Protein O‐GlcNAcylation Influences the Mammalian Circadian Clock

Posttranslational modification of ser/thr residues of nucleocytoplasmic proteins by O‐linked‐N‐actetylglucosamine (O‐GlcNAc) is a rapid and reversible process regulating the function, activity, and stability of target proteins and is also a key nutrient sensing mechanism. The mammalian circadian clock is interlinked with cellular metabolism, and is sensitive to nutritional status. Uncontrolled streptozotocin‐induced diabetes results in increased total protein O‐GlcNAc levels, as well as a phase shift in the circadian clock; we hypothesized, therefore, that protein O‐GlcNAcylation may influence this clock mechanism. Using the heart as a model system, we report that acute augmentation of O‐GlcNAc levels in perfused rat hearts was associated with a rapid decrease in BMAL1 (critical clock component) and a reciprocal increase in PER2 (negative clock component) protein levels.

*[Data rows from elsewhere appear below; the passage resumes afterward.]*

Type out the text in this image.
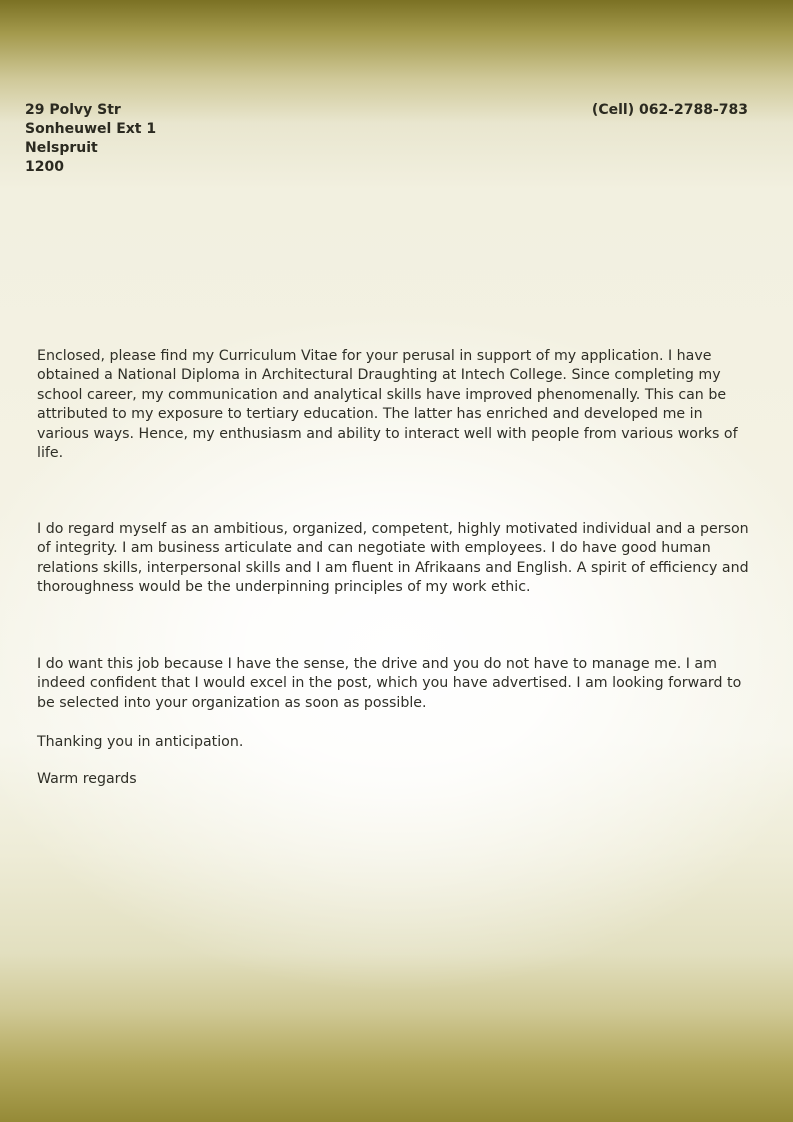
29 Polvy Str
Sonheuwel Ext 1
Nelspruit
1200
(Cell) 062-2788-783

Enclosed, please find my Curriculum Vitae for your perusal in support of my application. I have obtained a National Diploma in Architectural Draughting at Intech College. Since completing my school career, my communication and analytical skills have improved phenomenally. This can be attributed to my exposure to tertiary education. The latter has enriched and developed me in various ways. Hence, my enthusiasm and ability to interact well with people from various works of life.

I do regard myself as an ambitious, organized, competent, highly motivated individual and a person of integrity. I am business articulate and can negotiate with employees. I do have good human relations skills, interpersonal skills and I am fluent in Afrikaans and English. A spirit of efficiency and thoroughness would be the underpinning principles of my work ethic.

I do want this job because I have the sense, the drive and you do not have to manage me. I am indeed confident that I would excel in the post, which you have advertised. I am looking forward to be selected into your organization as soon as possible.

Thanking you in anticipation.

Warm regards
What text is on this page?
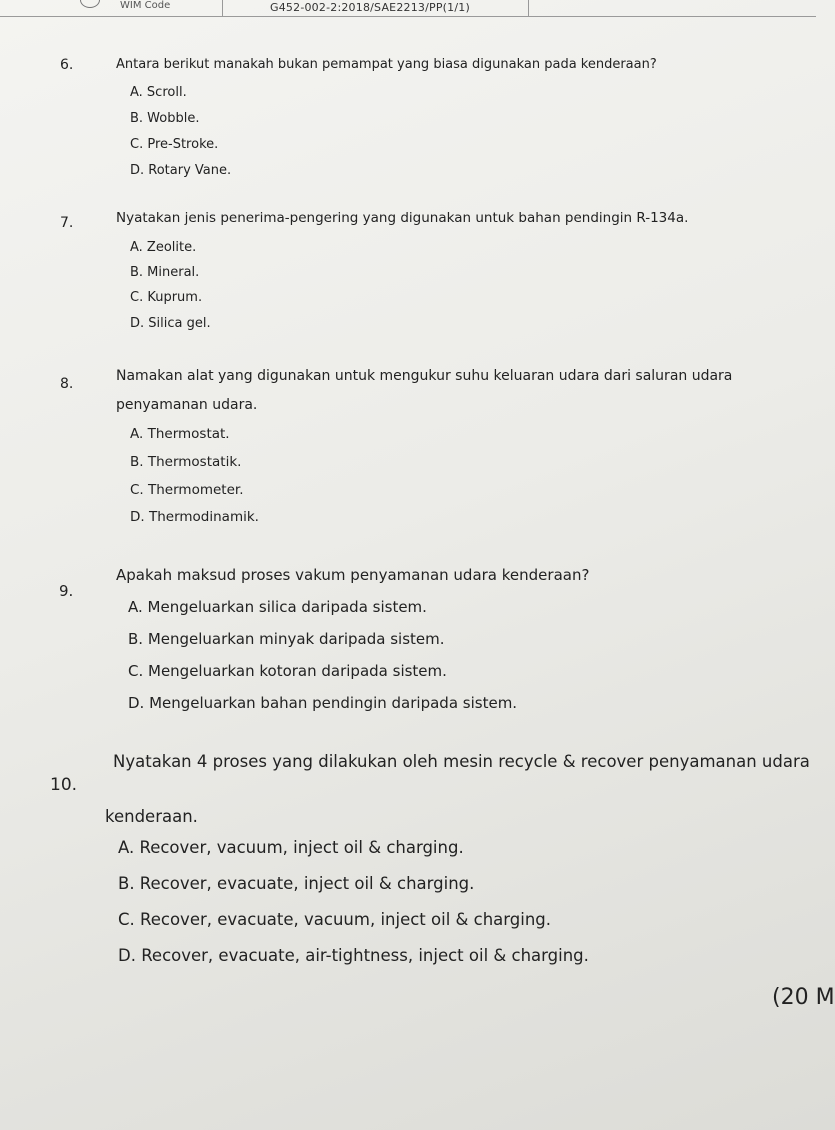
WIM Code	G452-002-2:2018/SAE2213/PP(1/1)
6.	Antara berikut manakah bukan pemampat yang biasa digunakan pada kenderaan?
A. Scroll.
B. Wobble.
C. Pre-Stroke.
D. Rotary Vane.
7.	Nyatakan jenis penerima-pengering yang digunakan untuk bahan pendingin R-134a.
A. Zeolite.
B. Mineral.
C. Kuprum.
D. Silica gel.
8.	Namakan alat yang digunakan untuk mengukur suhu keluaran udara dari saluran udara
penyamanan udara.
A. Thermostat.
B. Thermostatik.
C. Thermometer.
D. Thermodinamik.
9.
Apakah maksud proses vakum penyamanan udara kenderaan?
A. Mengeluarkan silica daripada sistem.
B. Mengeluarkan minyak daripada sistem.
C. Mengeluarkan kotoran daripada sistem.
D. Mengeluarkan bahan pendingin daripada sistem.
10.
Nyatakan 4 proses yang dilakukan oleh mesin recycle & recover penyamanan udara
kenderaan.
A. Recover, vacuum, inject oil & charging.
B. Recover, evacuate, inject oil & charging.
C. Recover, evacuate, vacuum, inject oil & charging.
D. Recover, evacuate, air-tightness, inject oil & charging.
(20 M
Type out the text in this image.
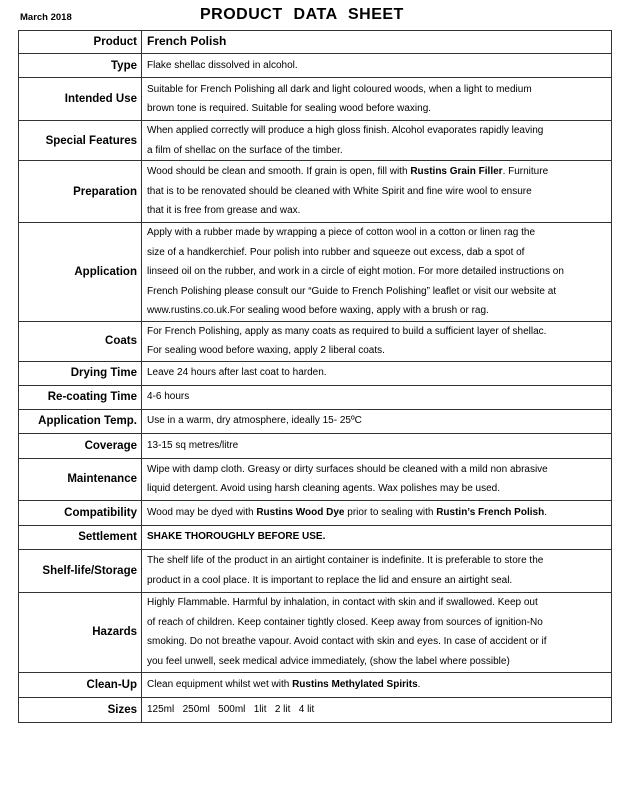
March 2018	PRODUCT DATA SHEET
Product	French Polish
Type	Flake shellac dissolved in alcohol.

Intended Use	Suitable for French Polishing all dark and light coloured woods, when a light to medium
brown tone is required. Suitable for sealing wood before waxing.

Special Features	When applied correctly will produce a high gloss finish. Alcohol evaporates rapidly leaving
a film of shellac on the surface of the timber.

Preparation	Wood should be clean and smooth. If grain is open, fill with Rustins Grain Filler. Furniture
that is to be renovated should be cleaned with White Spirit and fine wire wool to ensure
that it is free from grease and wax.

Application	Apply with a rubber made by wrapping a piece of cotton wool in a cotton or linen rag the
size of a handkerchief. Pour polish into rubber and squeeze out excess, dab a spot of
linseed oil on the rubber, and work in a circle of eight motion. For more detailed instructions on
French Polishing please consult our “Guide to French Polishing” leaflet or visit our website at
www.rustins.co.uk.For sealing wood before waxing, apply with a brush or rag.

Coats	For French Polishing, apply as many coats as required to build a sufficient layer of shellac.
For sealing wood before waxing, apply 2 liberal coats.

Drying Time	Leave 24 hours after last coat to harden.

Re-coating Time	4-6 hours

Application Temp.	Use in a warm, dry atmosphere, ideally 15- 25ºC

Coverage	13-15 sq metres/litre

Maintenance	Wipe with damp cloth. Greasy or dirty surfaces should be cleaned with a mild non abrasive
liquid detergent. Avoid using harsh cleaning agents. Wax polishes may be used.

Compatibility	Wood may be dyed with Rustins Wood Dye prior to sealing with Rustin’s French Polish.

Settlement	SHAKE THOROUGHLY BEFORE USE.

Shelf-life/Storage	The shelf life of the product in an airtight container is indefinite. It is preferable to store the
product in a cool place. It is important to replace the lid and ensure an airtight seal.

Hazards	Highly Flammable. Harmful by inhalation, in contact with skin and if swallowed. Keep out
of reach of children. Keep container tightly closed. Keep away from sources of ignition-No
smoking. Do not breathe vapour. Avoid contact with skin and eyes. In case of accident or if
you feel unwell, seek medical advice immediately, (show the label where possible)

Clean-Up	Clean equipment whilst wet with Rustins Methylated Spirits.

Sizes	125ml   250ml   500ml   1lit   2 lit   4 lit
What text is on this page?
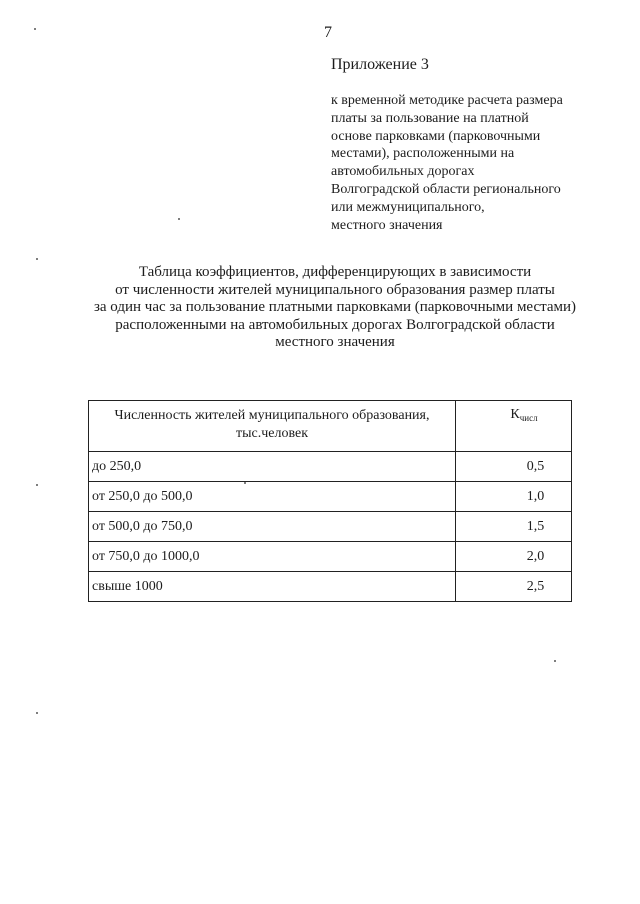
7
Приложение 3
к временной методике расчета размера
платы за пользование на платной
основе парковками (парковочными
местами), расположенными на
автомобильных дорогах
Волгоградской области регионального
или межмуниципального,
местного значения
Таблица коэффициентов, дифференцирующих в зависимости
от численности жителей муниципального образования размер платы
за один час за пользование платными парковками (парковочными местами)
расположенными на автомобильных дорогах Волгоградской области
местного значения
Численность жителей муниципального образования,
тыс.человек	$К_{числ}$
до 250,0	0,5
от 250,0 до 500,0	1,0
от 500,0 до 750,0	1,5
от 750,0 до 1000,0	2,0
свыше 1000	2,5
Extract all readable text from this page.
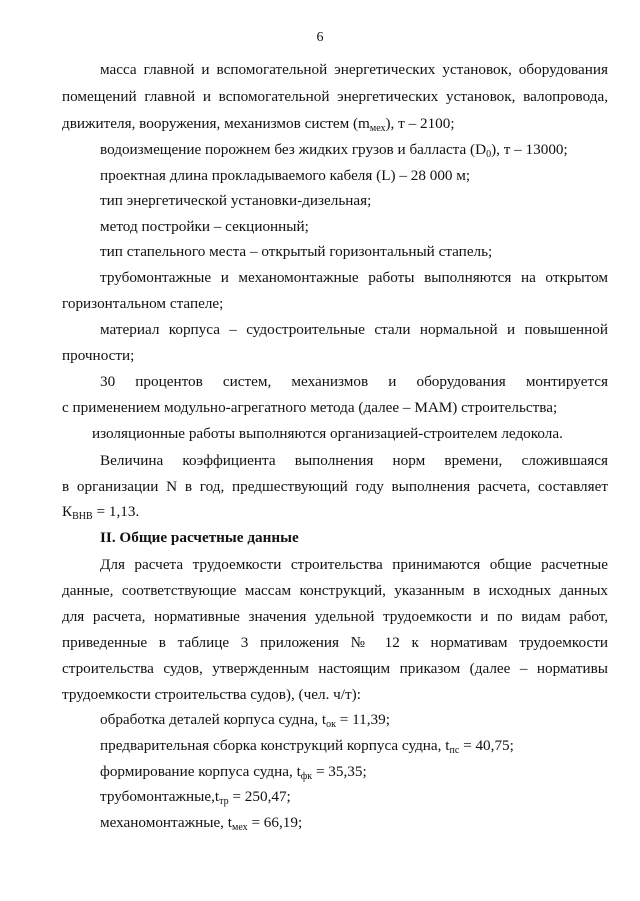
6
масса главной и вспомогательной энергетических установок, оборудования
помещений главной и вспомогательной энергетических установок, валопровода,
движителя, вооружения, механизмов систем $(m_{мех})$, т – 2100;
водоизмещение порожнем без жидких грузов и балласта $(D_0)$, т – 13000;
проектная длина прокладываемого кабеля (L) – 28 000 м;
тип энергетической установки-дизельная;
метод постройки – секционный;
тип стапельного места – открытый горизонтальный стапель;
трубомонтажные и механомонтажные работы выполняются на открытом
горизонтальном стапеле;
материал корпуса – судостроительные стали нормальной и повышенной
прочности;
30 процентов систем, механизмов и оборудования монтируется
с применением модульно-агрегатного метода (далее – МАМ) строительства;
изоляционные работы выполняются организацией-строителем ледокола.
Величина коэффициента выполнения норм времени, сложившаяся
в организации N в год, предшествующий году выполнения расчета, составляет
$К_{ВНВ} = 1,13$.
II. Общие расчетные данные
Для расчета трудоемкости строительства принимаются общие расчетные
данные, соответствующие массам конструкций, указанным в исходных данных
для расчета, нормативные значения удельной трудоемкости и по видам работ,
приведенные в таблице 3 приложения № 12 к нормативам трудоемкости
строительства судов, утвержденным настоящим приказом (далее – нормативы
трудоемкости строительства судов), (чел. ч/т):
обработка деталей корпуса судна, $t_{ок} = 11,39$;
предварительная сборка конструкций корпуса судна, $t_{пс} = 40,75$;
формирование корпуса судна, $t_{фк} = 35,35$;
$трубомонтажные,t_{тр} = 250,47$;
механомонтажные, $t_{мех} = 66,19$;
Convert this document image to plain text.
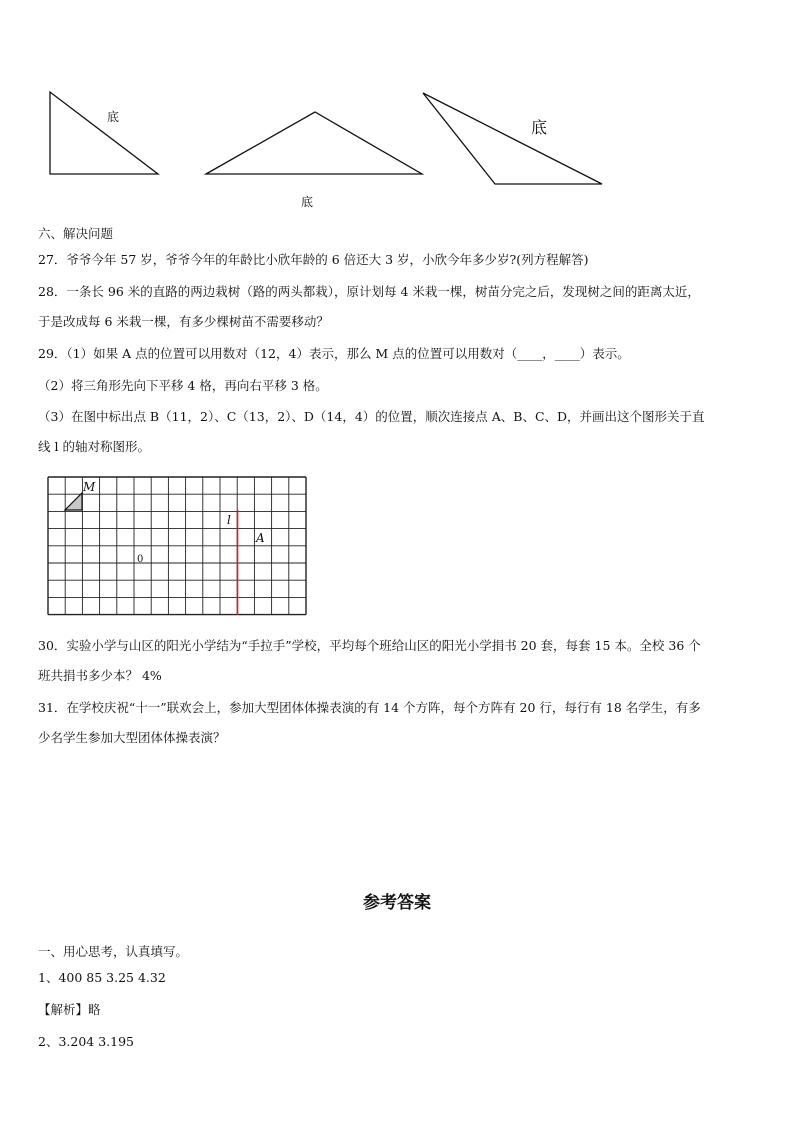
底
底
底
六、解决问题
27．爷爷今年 57 岁，爷爷今年的年龄比小欣年龄的 6 倍还大 3 岁，小欣今年多少岁?(列方程解答)
28．一条长 96 米的直路的两边栽树（路的两头都栽），原计划每 4 米栽一棵，树苗分完之后，发现树之间的距离太近，
于是改成每 6 米栽一棵，有多少棵树苗不需要移动？
29．（1）如果 A 点的位置可以用数对（12，4）表示，那么 M 点的位置可以用数对（____，____）表示。
（2）将三角形先向下平移 4 格，再向右平移 3 格。
（3）在图中标出点 B（11，2）、C（13，2）、D（14，4）的位置，顺次连接点 A、B、C、D，并画出这个图形关于直
线 l 的轴对称图形。
M
l
A
0
30．实验小学与山区的阳光小学结为“手拉手”学校，平均每个班给山区的阳光小学捐书 20 套，每套 15 本。全校 36 个
班共捐书多少本？ 4%
31．在学校庆祝“十一”联欢会上，参加大型团体体操表演的有 14 个方阵，每个方阵有 20 行，每行有 18 名学生，有多
少名学生参加大型团体体操表演？
参考答案
一、用心思考，认真填写。
1、400 85 3.25 4.32
【解析】略
2、3.204 3.195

We also show that O‐GlcNAc transferase and BMAL1 co‐immunoprecipitate with CLOCK, and that CLOCK is a target for O‐GlcNAcylation. Pharmacological activation of murine heart O‐GlcNAcylation led to rapid changes in clock gene expression. Collectively, these observations indicate that O‐GlcNAc status may directly regulate the circadian clock by altering degradation‐stability of clock proteins. Our findings may have important implications in understanding mechanistic links between mammalian clocks and energy metabolism.